On October 20, 2000, the price of Ericsson’s shares plummeted. Dagens Industri changed its tone and, as is often the case, the news was proclaimed in doomsday headlines:
BLACK DAY FOR ERICSSON
FURIOUS SHARE TRADING
Despite these extreme fluctuations, 2000 was a record year for Ericsson, with a total turnover of SEK 273 billion, 58 billion more than the previous year. Net profit was SEK 21 billion, another record. A total of SEK 42 billion was devoted to research and development, yet another record, and the workforce totaled 105,000 employees, still another.

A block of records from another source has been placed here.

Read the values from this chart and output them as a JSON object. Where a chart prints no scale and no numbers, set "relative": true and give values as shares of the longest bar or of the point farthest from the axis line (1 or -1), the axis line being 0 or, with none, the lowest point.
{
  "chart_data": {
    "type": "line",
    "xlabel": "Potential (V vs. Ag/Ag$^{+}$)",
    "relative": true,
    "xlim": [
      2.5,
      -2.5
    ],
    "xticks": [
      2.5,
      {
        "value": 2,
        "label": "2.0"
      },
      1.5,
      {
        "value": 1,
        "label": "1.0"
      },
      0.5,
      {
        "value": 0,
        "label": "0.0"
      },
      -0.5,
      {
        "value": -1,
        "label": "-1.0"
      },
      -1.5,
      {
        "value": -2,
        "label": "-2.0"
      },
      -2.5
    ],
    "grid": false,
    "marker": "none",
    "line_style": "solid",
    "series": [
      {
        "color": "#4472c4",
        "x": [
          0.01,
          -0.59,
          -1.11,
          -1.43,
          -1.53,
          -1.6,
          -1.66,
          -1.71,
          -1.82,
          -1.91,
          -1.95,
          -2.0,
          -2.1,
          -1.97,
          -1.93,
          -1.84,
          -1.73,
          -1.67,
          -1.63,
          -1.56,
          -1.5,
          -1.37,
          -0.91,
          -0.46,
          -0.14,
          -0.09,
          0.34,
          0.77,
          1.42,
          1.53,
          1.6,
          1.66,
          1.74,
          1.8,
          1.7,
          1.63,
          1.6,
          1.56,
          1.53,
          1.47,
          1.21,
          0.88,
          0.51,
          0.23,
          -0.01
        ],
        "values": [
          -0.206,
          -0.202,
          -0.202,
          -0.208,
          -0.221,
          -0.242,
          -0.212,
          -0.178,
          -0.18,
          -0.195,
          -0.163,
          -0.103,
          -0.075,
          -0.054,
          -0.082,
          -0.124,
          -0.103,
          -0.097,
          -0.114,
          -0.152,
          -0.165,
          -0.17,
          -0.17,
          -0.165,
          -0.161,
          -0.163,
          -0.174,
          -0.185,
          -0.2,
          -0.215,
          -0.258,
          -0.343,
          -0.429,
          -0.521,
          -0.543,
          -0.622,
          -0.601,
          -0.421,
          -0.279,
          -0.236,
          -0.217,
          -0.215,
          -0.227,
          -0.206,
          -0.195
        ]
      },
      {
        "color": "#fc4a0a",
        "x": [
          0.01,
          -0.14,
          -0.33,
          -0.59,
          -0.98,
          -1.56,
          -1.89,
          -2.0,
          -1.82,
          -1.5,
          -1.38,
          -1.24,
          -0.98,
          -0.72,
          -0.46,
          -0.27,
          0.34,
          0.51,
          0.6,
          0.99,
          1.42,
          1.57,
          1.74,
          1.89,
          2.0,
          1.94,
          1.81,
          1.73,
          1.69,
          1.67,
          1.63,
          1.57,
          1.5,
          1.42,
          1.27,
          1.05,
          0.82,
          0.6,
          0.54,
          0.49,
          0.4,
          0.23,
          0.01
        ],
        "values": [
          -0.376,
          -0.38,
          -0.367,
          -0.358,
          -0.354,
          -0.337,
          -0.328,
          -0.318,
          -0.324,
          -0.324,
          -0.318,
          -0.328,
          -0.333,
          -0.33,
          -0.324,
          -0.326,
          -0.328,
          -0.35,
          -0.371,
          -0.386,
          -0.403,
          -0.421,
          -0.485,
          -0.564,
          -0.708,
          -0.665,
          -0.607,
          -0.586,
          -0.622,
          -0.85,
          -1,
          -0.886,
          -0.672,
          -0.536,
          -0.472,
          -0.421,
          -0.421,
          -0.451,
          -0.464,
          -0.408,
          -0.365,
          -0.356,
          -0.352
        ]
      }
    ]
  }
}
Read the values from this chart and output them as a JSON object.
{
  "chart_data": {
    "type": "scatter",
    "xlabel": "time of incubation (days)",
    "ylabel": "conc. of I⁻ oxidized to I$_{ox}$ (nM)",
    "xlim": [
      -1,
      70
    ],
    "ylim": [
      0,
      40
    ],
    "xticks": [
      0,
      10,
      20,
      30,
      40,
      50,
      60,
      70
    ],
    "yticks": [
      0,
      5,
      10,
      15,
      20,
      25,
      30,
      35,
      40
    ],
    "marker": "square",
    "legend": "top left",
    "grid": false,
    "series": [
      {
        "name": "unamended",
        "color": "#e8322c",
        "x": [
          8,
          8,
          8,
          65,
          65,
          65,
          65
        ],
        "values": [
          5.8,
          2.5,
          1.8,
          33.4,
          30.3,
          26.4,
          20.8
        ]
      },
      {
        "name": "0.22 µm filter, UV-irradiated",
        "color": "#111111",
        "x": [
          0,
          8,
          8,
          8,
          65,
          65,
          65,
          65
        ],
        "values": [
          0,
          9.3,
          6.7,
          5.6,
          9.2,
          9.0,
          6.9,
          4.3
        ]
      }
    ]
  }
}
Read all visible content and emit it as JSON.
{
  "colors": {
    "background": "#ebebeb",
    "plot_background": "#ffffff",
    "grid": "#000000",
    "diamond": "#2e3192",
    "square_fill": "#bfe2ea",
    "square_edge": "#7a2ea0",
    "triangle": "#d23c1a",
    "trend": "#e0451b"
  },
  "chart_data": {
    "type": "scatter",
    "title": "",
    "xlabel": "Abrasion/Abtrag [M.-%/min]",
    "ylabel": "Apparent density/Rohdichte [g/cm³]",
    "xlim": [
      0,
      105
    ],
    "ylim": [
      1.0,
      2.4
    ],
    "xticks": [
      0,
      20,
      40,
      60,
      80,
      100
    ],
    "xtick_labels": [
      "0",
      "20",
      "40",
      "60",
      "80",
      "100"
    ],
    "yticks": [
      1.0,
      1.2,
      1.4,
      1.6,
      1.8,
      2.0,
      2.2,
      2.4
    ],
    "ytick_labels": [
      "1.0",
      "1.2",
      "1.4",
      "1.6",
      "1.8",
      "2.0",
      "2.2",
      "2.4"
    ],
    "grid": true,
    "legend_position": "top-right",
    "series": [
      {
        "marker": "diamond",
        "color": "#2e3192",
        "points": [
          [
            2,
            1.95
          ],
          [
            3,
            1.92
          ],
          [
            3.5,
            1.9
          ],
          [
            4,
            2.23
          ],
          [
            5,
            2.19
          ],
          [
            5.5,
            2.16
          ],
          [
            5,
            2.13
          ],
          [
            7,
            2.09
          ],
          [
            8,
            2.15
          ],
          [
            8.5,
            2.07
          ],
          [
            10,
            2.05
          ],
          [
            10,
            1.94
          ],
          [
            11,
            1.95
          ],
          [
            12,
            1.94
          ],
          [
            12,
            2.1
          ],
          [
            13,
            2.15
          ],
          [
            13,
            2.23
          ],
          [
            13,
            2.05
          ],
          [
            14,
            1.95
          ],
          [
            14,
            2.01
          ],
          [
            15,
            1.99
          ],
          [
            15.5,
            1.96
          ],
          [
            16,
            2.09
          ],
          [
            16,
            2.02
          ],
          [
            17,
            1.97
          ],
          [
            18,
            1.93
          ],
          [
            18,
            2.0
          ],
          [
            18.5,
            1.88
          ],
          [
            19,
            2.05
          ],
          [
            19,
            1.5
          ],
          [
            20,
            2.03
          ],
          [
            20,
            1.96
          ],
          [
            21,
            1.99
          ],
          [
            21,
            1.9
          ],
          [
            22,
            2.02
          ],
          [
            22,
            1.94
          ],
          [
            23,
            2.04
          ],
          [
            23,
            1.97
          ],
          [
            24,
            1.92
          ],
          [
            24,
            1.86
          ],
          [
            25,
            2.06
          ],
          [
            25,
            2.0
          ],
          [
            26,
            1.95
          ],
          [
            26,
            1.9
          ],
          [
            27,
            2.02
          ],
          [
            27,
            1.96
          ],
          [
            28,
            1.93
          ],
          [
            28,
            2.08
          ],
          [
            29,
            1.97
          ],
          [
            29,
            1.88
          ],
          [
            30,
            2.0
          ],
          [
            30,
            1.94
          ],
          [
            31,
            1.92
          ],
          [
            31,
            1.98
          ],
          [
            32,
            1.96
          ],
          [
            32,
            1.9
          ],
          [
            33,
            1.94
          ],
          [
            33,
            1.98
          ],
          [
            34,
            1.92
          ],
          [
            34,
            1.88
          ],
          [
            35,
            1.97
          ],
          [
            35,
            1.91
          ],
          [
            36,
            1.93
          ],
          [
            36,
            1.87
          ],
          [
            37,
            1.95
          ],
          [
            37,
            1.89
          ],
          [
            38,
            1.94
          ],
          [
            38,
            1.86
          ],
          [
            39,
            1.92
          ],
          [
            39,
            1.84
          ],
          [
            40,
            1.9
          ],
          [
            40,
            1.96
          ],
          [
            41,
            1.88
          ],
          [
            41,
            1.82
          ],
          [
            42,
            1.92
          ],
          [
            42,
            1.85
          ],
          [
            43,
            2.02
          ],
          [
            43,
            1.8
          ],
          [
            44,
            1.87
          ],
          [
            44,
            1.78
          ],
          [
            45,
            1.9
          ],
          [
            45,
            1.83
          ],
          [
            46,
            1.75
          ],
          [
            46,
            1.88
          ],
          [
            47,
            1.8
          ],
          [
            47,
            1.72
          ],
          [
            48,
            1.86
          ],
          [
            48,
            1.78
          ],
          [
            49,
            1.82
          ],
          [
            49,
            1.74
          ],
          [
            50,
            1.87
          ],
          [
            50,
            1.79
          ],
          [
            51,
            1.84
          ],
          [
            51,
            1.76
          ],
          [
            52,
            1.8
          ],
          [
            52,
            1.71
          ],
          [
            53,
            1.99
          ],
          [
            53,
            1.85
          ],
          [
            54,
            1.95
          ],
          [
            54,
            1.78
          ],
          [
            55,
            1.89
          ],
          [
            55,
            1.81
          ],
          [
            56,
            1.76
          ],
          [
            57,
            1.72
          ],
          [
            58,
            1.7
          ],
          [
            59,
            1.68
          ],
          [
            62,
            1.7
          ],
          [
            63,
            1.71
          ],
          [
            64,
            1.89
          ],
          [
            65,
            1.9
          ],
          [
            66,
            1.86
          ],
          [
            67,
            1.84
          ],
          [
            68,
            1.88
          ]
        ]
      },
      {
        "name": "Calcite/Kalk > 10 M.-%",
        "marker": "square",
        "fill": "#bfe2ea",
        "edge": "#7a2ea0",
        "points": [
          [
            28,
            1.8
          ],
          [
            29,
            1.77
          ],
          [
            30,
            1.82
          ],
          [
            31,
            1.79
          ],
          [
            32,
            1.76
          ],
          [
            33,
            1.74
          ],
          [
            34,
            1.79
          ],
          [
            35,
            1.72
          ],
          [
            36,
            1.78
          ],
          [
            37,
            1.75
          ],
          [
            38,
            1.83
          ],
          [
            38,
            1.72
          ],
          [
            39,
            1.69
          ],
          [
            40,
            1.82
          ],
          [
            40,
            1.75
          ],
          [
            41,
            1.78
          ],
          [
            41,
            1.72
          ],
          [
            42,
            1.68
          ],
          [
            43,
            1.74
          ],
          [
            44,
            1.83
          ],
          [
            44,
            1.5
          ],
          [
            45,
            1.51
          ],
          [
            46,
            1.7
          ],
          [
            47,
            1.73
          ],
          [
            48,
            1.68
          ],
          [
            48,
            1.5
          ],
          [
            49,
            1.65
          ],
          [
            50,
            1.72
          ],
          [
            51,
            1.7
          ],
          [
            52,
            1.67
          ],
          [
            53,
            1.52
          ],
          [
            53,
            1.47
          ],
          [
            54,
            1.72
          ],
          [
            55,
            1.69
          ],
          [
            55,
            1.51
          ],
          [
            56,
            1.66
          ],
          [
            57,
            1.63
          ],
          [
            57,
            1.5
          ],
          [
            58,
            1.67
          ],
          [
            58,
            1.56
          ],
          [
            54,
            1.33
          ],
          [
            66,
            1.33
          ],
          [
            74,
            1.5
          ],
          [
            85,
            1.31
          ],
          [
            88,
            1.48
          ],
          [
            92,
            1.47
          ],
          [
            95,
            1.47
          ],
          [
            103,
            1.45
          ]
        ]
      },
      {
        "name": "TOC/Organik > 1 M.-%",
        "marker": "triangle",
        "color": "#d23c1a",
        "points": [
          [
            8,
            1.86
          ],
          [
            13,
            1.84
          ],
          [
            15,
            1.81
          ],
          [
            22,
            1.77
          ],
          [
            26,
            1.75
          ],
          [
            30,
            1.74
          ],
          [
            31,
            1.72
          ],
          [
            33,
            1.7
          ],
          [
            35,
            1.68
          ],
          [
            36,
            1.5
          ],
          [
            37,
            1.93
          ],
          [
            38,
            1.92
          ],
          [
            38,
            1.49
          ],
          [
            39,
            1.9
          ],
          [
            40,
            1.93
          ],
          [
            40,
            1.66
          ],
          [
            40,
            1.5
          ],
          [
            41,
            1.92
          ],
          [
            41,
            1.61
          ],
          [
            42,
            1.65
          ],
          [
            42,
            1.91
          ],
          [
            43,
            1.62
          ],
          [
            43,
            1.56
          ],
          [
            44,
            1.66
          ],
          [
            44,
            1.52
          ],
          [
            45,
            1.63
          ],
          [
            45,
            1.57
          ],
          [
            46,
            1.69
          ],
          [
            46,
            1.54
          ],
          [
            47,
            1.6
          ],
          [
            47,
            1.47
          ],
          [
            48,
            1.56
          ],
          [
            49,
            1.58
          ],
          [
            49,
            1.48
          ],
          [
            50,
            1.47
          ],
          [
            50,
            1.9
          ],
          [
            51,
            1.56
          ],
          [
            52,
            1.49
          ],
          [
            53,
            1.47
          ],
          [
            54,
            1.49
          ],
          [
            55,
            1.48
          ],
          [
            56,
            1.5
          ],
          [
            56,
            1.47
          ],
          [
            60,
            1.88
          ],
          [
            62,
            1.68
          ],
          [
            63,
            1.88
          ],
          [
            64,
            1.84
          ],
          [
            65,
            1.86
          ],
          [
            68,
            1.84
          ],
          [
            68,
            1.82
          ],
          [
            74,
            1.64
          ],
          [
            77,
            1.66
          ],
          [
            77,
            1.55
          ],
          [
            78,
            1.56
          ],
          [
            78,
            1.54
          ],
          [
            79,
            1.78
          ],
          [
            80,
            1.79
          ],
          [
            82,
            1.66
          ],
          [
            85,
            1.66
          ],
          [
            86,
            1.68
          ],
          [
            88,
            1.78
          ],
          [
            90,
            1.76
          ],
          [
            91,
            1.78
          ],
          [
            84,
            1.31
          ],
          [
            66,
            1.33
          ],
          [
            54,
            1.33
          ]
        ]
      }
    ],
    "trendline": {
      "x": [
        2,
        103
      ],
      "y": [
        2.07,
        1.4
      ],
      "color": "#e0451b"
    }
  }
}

And 2001 began with the usual optimistic statement by the chairman of the board, Lars Ramqvist. On March 12, 2001, however, a profit warning was issued. The growth forecast for the first quarter was reduced from 15 percent to no change. Share prices dropped 21.5 percent before the day was over and now the media’s criticism knew no limits.
The brave new world that once beckoned had become unrecognizable. So had the Ericsson conglomerate. Little more than a year after Sven-Christer Nilsson’s major re¬organization at the end of 1998 and beginning of 1999, another reorganization was announced in the spring of 2000 “to deal with the pace of technological development.”
The three business segments that had recently come into being were superseded by six business divisions. The existing operator segment was divided into two, with mobile solutions becoming a division in its own right, Mobile Systems, and being given a strong focus on the emerging 3G technology. Also new was the Data Backbone & Optical Networks division, which had its head office in Boston. This was to focus on the development of IP technology and optical networks.
In parallel with 3G, Ericsson now had high hopes for the internet. For this reason a new Internet Applications & Solutions division was created. This was to supply IP-based applications, services and solutions for mobile and fixed networks. Initially it was to have a staff of 3,000, based mainly at Kista, but was predicted to expand to 6,000 within a year.
The group management team also grew and a new staff function for business development was set up. This meant the executive team now totaled 21. “No problem” was the comment of the architect behind the reorganization, Torbjörn Nilsson, because the group management was to focus mainly on policy and strategic issues while also acting as a forum for the exchange of information.
But this new organization had hardly been launched before new changes were made in October 2000. One was to post Åke Persson to San Diego, Qualcomm’s home town, to run the American CDMA standard that Ericsson had taken over as part of the patent agreement the year before. At the beginning of 2001, the Internet Applications & Solutions division was divided in two, with Internet Applications changing its name to Core Unit Service Networks & Applications, to make it clear that its operations also included the development of platforms for services.
These were just a few of the changes. It was just about impossible to keep track of all of them.